Tuttavia, da inguaribile sognatore, io non pongo limiti alla provvidenza e, pur sapendo che la gestione di una squadra di calcio è cosa maledettamente complicata, resa ancora più difficile dal c.d. "imponderabile", credo che sognare non costa nulla e che sia possibile superare i propri limiti, con il lavoro quotidiano, con la fatica della formica, non certo con le suggestioni della cicala.
La lezione dell'epopea cragnottiana è questa. Si può creare mattone dopo mattone una realtà competitiva a livello europeo e si può arrivare a giocare ad alti livelli. Gli apologeti della dottrina moralizzatrice hanno agio di rifarsi ai disastri compiuti nella fase crepuscolare del cragnottismo, ma dimenticano che i fasti imperiali furono costruiti con un lustro di crescita costante, tecnica e societaria, che trasformò una squadra da mezza classifica e una società mediocre in una realtà del calcio nazionale e internazionale, sprovincializzando l'ambiente laziale e non solo.
La lezione dell'attuale fase è che una fase emergenziale a livello societario può ben durare qualche anno, ma poi la parola passa e deve passare all'applicazione di un altro progetto, di un'altra filosofia. Per realizzare tutto questo prima ancora degli investimenti occorre una squadra di tecnici e di manager che lavori in armonia, ognuno con le sue competenze e le reponsabilità. Il peccato mortale di questa presidenza è di aver distrutto tutto quest, azzerando le competenze di alcuni sostituiti da teste di legno sempre a disposizione per i desiderata dle presidente. Solo ora - secondo alcune ricostruzioni di stampa - sembra si stia riparando.

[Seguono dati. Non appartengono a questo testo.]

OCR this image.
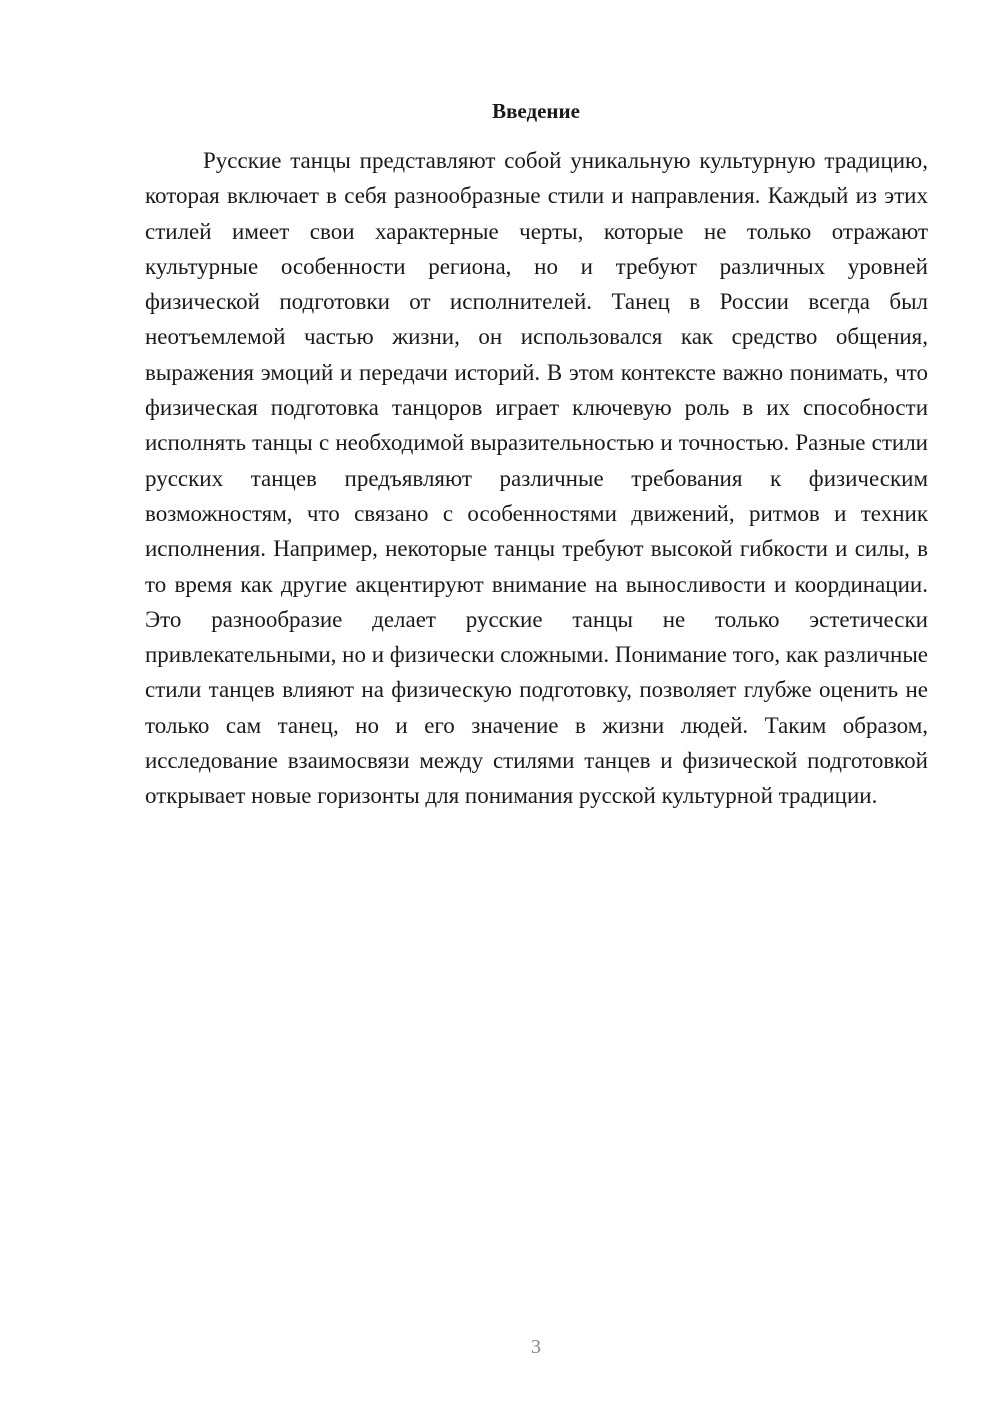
Введение

Русские танцы представляют собой уникальную культурную традицию, которая включает в себя разнообразные стили и направления. Каждый из этих стилей имеет свои характерные черты, которые не только отражают культурные особенности региона, но и требуют различных уровней физической подготовки от исполнителей. Танец в России всегда был неотъемлемой частью жизни, он использовался как средство общения, выражения эмоций и передачи историй. В этом контексте важно понимать, что физическая подготовка танцоров играет ключевую роль в их способности исполнять танцы с необходимой выразительностью и точностью. Разные стили русских танцев предъявляют различные требования к физическим возможностям, что связано с особенностями движений, ритмов и техник исполнения. Например, некоторые танцы требуют высокой гибкости и силы, в то время как другие акцентируют внимание на выносливости и координации. Это разнообразие делает русские танцы не только эстетически привлекательными, но и физически сложными. Понимание того, как различные стили танцев влияют на физическую подготовку, позволяет глубже оценить не только сам танец, но и его значение в жизни людей. Таким образом, исследование взаимосвязи между стилями танцев и физической подготовкой открывает новые горизонты для понимания русской культурной традиции.

3
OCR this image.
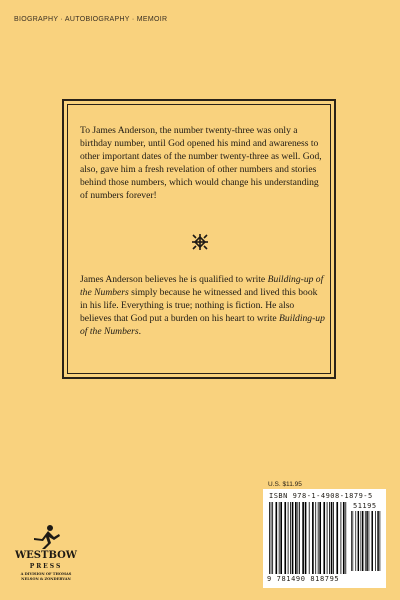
BIOGRAPHY · AUTOBIOGRAPHY · MEMOIR
To James Anderson, the number twenty-three was only a birthday number, until God opened his mind and awareness to other important dates of the number twenty-three as well. God, also, gave him a fresh revelation of other numbers and stories behind those numbers, which would change his understanding of numbers forever!
James Anderson believes he is qualified to write Building-up of the Numbers simply because he witnessed and lived this book in his life. Everything is true; nothing is fiction. He also believes that God put a burden on his heart to write Building-up of the Numbers.
U.S. $11.95
ISBN 978-1-4908-1879-5
51195
9 781490 818795
WESTBOW
PRESS
A DIVISION OF THOMAS NELSON & ZONDERVAN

Ma è troppo tardi ormai, a parere di chi scrive.
Occorre un radicale cambiamento, aria nuova, un passaggio di mano salvifico perché il veleno che si è sparso ha inquinato il terreno fino alle falde.
La LAZIO come società, squadra e tifosi ha bisogno di una cambiamento epocale per risalire la china, per riprendere un cammino interrotto, perché il passato può essere utile per conoscere la propria identità, non uno strumento per decretare una condanna.